Bad news for computer users who want to speed up their PCs as much as possible. Instead of simply powering on your PC and then watching it boot directly to the desktop, it looks like Windows 8 will force users to access the tiled Start screen before they proceed.
The tiled Start screen was previously known as Metro until Microsoft suddenly dropped the term last week. Some suspect the company dropped the term due to a possible lawsuit from a European retail partner called Metro AG, while others suspect that Microsoft just didn’t like the name.
At the Speed Up My PC Free blog, one of the most valuable tips we tell our users is how to reduce PC startup times.

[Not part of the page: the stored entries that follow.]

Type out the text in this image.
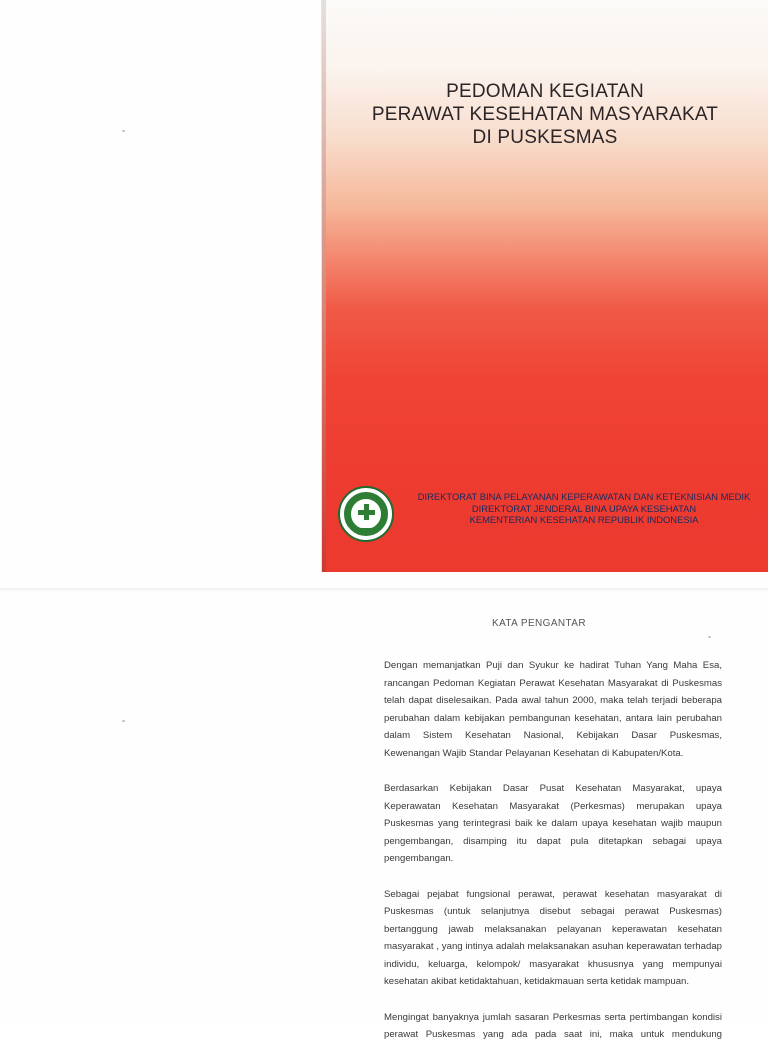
PEDOMAN KEGIATAN
PERAWAT KESEHATAN MASYARAKAT
DI PUSKESMAS
DIREKTORAT BINA PELAYANAN KEPERAWATAN DAN KETEKNISIAN MEDIK
DIREKTORAT JENDERAL BINA UPAYA KESEHATAN
KEMENTERIAN KESEHATAN REPUBLIK INDONESIA
KATA PENGANTAR
Dengan memanjatkan Puji dan Syukur ke hadirat Tuhan Yang Maha Esa,
rancangan Pedoman Kegiatan Perawat Kesehatan Masyarakat di Puskesmas
telah dapat diselesaikan. Pada awal tahun 2000, maka telah terjadi beberapa
perubahan dalam kebijakan pembangunan kesehatan, antara lain perubahan
dalam Sistem Kesehatan Nasional, Kebijakan Dasar Puskesmas,
Kewenangan Wajib Standar Pelayanan Kesehatan di Kabupaten/Kota.
Berdasarkan Kebijakan Dasar Pusat Kesehatan Masyarakat, upaya
Keperawatan Kesehatan Masyarakat (Perkesmas) merupakan upaya
Puskesmas yang terintegrasi baik ke dalam upaya kesehatan wajib maupun
pengembangan, disamping itu dapat pula ditetapkan sebagai upaya
pengembangan.
Sebagai pejabat fungsional perawat, perawat kesehatan masyarakat di
Puskesmas (untuk selanjutnya disebut sebagai perawat Puskesmas)
bertanggung jawab melaksanakan pelayanan keperawatan kesehatan
masyarakat , yang intinya adalah melaksanakan asuhan keperawatan terhadap
individu, keluarga, kelompok/ masyarakat khususnya yang mempunyai
kesehatan akibat ketidaktahuan, ketidakmauan serta ketidak mampuan.
Mengingat banyaknya jumlah sasaran Perkesmas serta pertimbangan kondisi
perawat Puskesmas yang ada pada saat ini, maka untuk mendukung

By implementing simple tips (like installing PC Cleaner Pro), most users can shave 10 to 20 seconds off their boot process. For people who have to boot their computer several times per day (or even just once in the morning), this can be a big boost to productivity.
But now, all of those lost seconds could go to waste since users won’t be able to bypass the tiled Start screen. This is bad news for anybody who dislikes Windows 8’s unique interface and simply wants to use the operating system like a normal Windows system.
Those who are defending Windows 8 say that the operating system comes with plenty of shortcuts that will make it easier for computer users to accomplish anything they need to do. Shortcuts like Windows Key + D, Windows Key + B, and Windows Key + M will all reportedly make it easier to switch in and out of desktop mode.
Over the time Windows 8 has spent in development, Microsoft has been accused of ramming its new operating system down users’ throats. Instead of allowing people to pick and choose the Windows 8 features they want to use, Microsoft is making it difficult to customize the operating system in any way.
Microsoft has until October 26 to make this change, and if they don’t, they could be facing a fair bit of criticism as they move forward. I guess we’ll have to wait until then to find out if users can still speed up their PCs and optimize startup sequences.